Noir, jaune, blues et après? 6 travailleurs arlonais sur 10 sont engagés au Grand-Duché

Certains diront que c’est le bout de la Belgique. Notre immersion, cette semaine, nous emmène à Arlon, chef-lieu de la province de Luxembourg. Une ville de 30.000 habitants qui, à notre arrivée, nous semble un peu endormie. Le cœur d’Arlon subit la présence des centres commerciaux situés aux abords de la ville; plus d’une vingtaine de magasins ont fait faillite ces derniers mois. Et si, pendant la journée, on ne croise pas grand monde, c’est aussi parce que six travailleurs arlonais sur dix sont engagés au Grand-Duché du Luxembourg, dont la frontière est à peine à 4 kilomètres.

Aujourd’hui, il faut donc du courage pour ouvrir un établissement à Arlon. Mais cela n’a pas freiné Alexandra, patronne d’un nouveau restaurant. "Je pense qu’il faut qu’on revoie nos horaires, nos jours d’ouverture", explique-t-elle, "il faut vraiment que l’on s’adapte à tout le marché luxembourgeois qui revient en ville en fin de journée, que les gens ne trouvent pas une ville désespérément fermée." Les Arlonais sont, en effet, séduits par les salaires luxembourgeois, plus élevés. Cet exode de la main-d’œuvre pénalise l’économie locale: dans le restaurant d’Alexandra, on a cherché à engager un commis de cuisine pendant 7 mois.

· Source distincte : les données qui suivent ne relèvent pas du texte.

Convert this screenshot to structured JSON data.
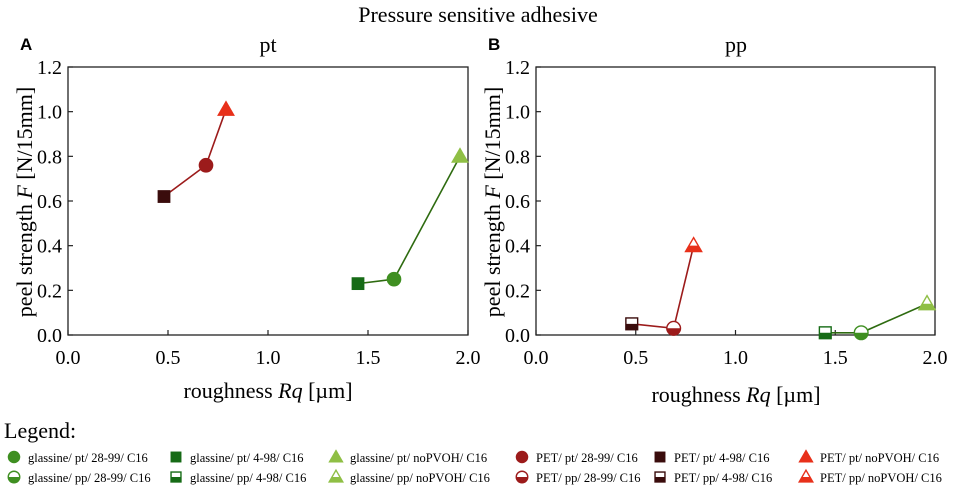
{
  "figure_title": "Pressure sensitive adhesive",
  "legend_title": "Legend:",
  "colors": {
    "glassine_28_99": "#3f8f21",
    "glassine_4_98": "#166b16",
    "glassine_noPVOH": "#8fbf45",
    "pet_28_99": "#9c1b1b",
    "pet_4_98": "#3a0c0c",
    "pet_noPVOH": "#e8301a"
  },
  "legend_items": [
    {
      "label": "glassine/ pt/ 28-99/ C16",
      "marker": "circle",
      "fill": "full",
      "color": "#3f8f21"
    },
    {
      "label": "glassine/ pp/ 28-99/ C16",
      "marker": "circle",
      "fill": "half",
      "color": "#3f8f21"
    },
    {
      "label": "glassine/ pt/ 4-98/ C16",
      "marker": "square",
      "fill": "full",
      "color": "#166b16"
    },
    {
      "label": "glassine/ pp/ 4-98/ C16",
      "marker": "square",
      "fill": "half",
      "color": "#166b16"
    },
    {
      "label": "glassine/ pt/ noPVOH/ C16",
      "marker": "triangle",
      "fill": "full",
      "color": "#8fbf45"
    },
    {
      "label": "glassine/ pp/ noPVOH/ C16",
      "marker": "triangle",
      "fill": "half",
      "color": "#8fbf45"
    },
    {
      "label": "PET/ pt/ 28-99/ C16",
      "marker": "circle",
      "fill": "full",
      "color": "#9c1b1b"
    },
    {
      "label": "PET/ pp/ 28-99/ C16",
      "marker": "circle",
      "fill": "half",
      "color": "#9c1b1b"
    },
    {
      "label": "PET/ pt/ 4-98/ C16",
      "marker": "square",
      "fill": "full",
      "color": "#3a0c0c"
    },
    {
      "label": "PET/ pp/ 4-98/ C16",
      "marker": "square",
      "fill": "half",
      "color": "#3a0c0c"
    },
    {
      "label": "PET/ pt/ noPVOH/ C16",
      "marker": "triangle",
      "fill": "full",
      "color": "#e8301a"
    },
    {
      "label": "PET/ pp/ noPVOH/ C16",
      "marker": "triangle",
      "fill": "half",
      "color": "#e8301a"
    }
  ],
  "chart_data": [
    {
      "type": "scatter",
      "panel_letter": "A",
      "title": "pt",
      "xlabel": "roughness Rq [µm]",
      "ylabel": "peel strength F [N/15mm]",
      "xlim": [
        0.0,
        2.0
      ],
      "ylim": [
        0.0,
        1.2
      ],
      "xticks": [
        "0.0",
        "0.5",
        "1.0",
        "1.5",
        "2.0"
      ],
      "yticks": [
        "0.0",
        "0.2",
        "0.4",
        "0.6",
        "0.8",
        "1.0",
        "1.2"
      ],
      "series": [
        {
          "name": "PET",
          "line_color": "#9c1b1b",
          "points": [
            {
              "x": 0.48,
              "y": 0.62,
              "marker": "square",
              "fill": "full",
              "color": "#3a0c0c"
            },
            {
              "x": 0.69,
              "y": 0.76,
              "marker": "circle",
              "fill": "full",
              "color": "#9c1b1b"
            },
            {
              "x": 0.79,
              "y": 1.01,
              "marker": "triangle",
              "fill": "full",
              "color": "#e8301a"
            }
          ]
        },
        {
          "name": "glassine",
          "line_color": "#2e6b10",
          "points": [
            {
              "x": 1.45,
              "y": 0.23,
              "marker": "square",
              "fill": "full",
              "color": "#166b16"
            },
            {
              "x": 1.63,
              "y": 0.25,
              "marker": "circle",
              "fill": "full",
              "color": "#3f8f21"
            },
            {
              "x": 1.96,
              "y": 0.8,
              "marker": "triangle",
              "fill": "full",
              "color": "#8fbf45"
            }
          ]
        }
      ]
    },
    {
      "type": "scatter",
      "panel_letter": "B",
      "title": "pp",
      "xlabel": "roughness Rq [µm]",
      "ylabel": "peel strength F [N/15mm]",
      "xlim": [
        0.0,
        2.0
      ],
      "ylim": [
        0.0,
        1.2
      ],
      "xticks": [
        "0.0",
        "0.5",
        "1.0",
        "1.5",
        "2.0"
      ],
      "yticks": [
        "0.0",
        "0.2",
        "0.4",
        "0.6",
        "0.8",
        "1.0",
        "1.2"
      ],
      "series": [
        {
          "name": "PET",
          "line_color": "#9c1b1b",
          "points": [
            {
              "x": 0.48,
              "y": 0.05,
              "marker": "square",
              "fill": "half",
              "color": "#3a0c0c"
            },
            {
              "x": 0.69,
              "y": 0.03,
              "marker": "circle",
              "fill": "half",
              "color": "#9c1b1b"
            },
            {
              "x": 0.79,
              "y": 0.4,
              "marker": "triangle",
              "fill": "half",
              "color": "#e8301a"
            }
          ]
        },
        {
          "name": "glassine",
          "line_color": "#2e6b10",
          "points": [
            {
              "x": 1.45,
              "y": 0.01,
              "marker": "square",
              "fill": "half",
              "color": "#166b16"
            },
            {
              "x": 1.63,
              "y": 0.01,
              "marker": "circle",
              "fill": "half",
              "color": "#3f8f21"
            },
            {
              "x": 1.96,
              "y": 0.14,
              "marker": "triangle",
              "fill": "half",
              "color": "#8fbf45"
            }
          ]
        }
      ]
    }
  ]
}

Les entreprises arlonaises délocalisées au Luxembourg

L’horeca n’est pas le seul secteur touché par la concurrence du pays voisin, c’est aussi le cas du secteur automobile. Pierre Adam est carrossier. Il délocalisera son entreprise dans un zoning luxembourgeois dans les prochains mois: "On a eu une possibilité d’agrandir pas loin, de l’autre côté de la frontière. On a fait des analyses fiscales et c’était beaucoup plus intéressant." Pour les 8 travailleurs de cette entreprise, qui quittera Arlon pour le Grand-Duché, ce dégagement est une bonne nouvelle. "Moi je suis jeune, donc c’est vrai que c’est bien d’y aller maintenant. Je n’ai rien à perdre, ce n’est qu’à mon avantage", nous confie Sylvain, carrossier depuis 4 ans. Quand on regarde les chiffres, on comprend pourquoi 44.000 Belges passent chaque jour la frontière. En 2016, le revenu d’un belge moyen était d’environ 1.400 euros mois, contre 2.600 euros au Luxembourg. Là-bas, les salaires sont jusqu’à 3 fois plus élevés qu’en Belgique pour certains postes.

Après notre passage chez les commerçants, nous acceptons l’invitation de Paul et Silvia, un couple installé à Arlon depuis 20 ans. S’ils ont constaté que percevoir un salaire au Luxembourg tout en vivant en Belgique était financièrement intéressant, ils ont également remarqué une importante hausse des prix dans leur commune. "Beaucoup de choses sont calquées sur les revenus luxembourgeois. Ceux qui ont des revenus belges, en fonction des métiers, ont des difficultés à suivre", souligne Sylvia. Le couple nous confie également avoir le sentiment qu’un écart se creuse et qu’il existe deux mondes, à Arlon. Leur solution: créer un statut de frontalier, dont pourraient bénéficier les travailleurs qui restent en Belgique.

Pour compenser la charge fiscale que les travailleurs frontaliers ne payent pas chez nous, l’an dernier, le Grand-Duché a versé 7 millions d’euros à la ville d’Arlon. Notons que pour un couple marié avec un enfant, l’impôt sur le revenu s’élève à près de 40% en Belgique, contre 16% au Luxembourg.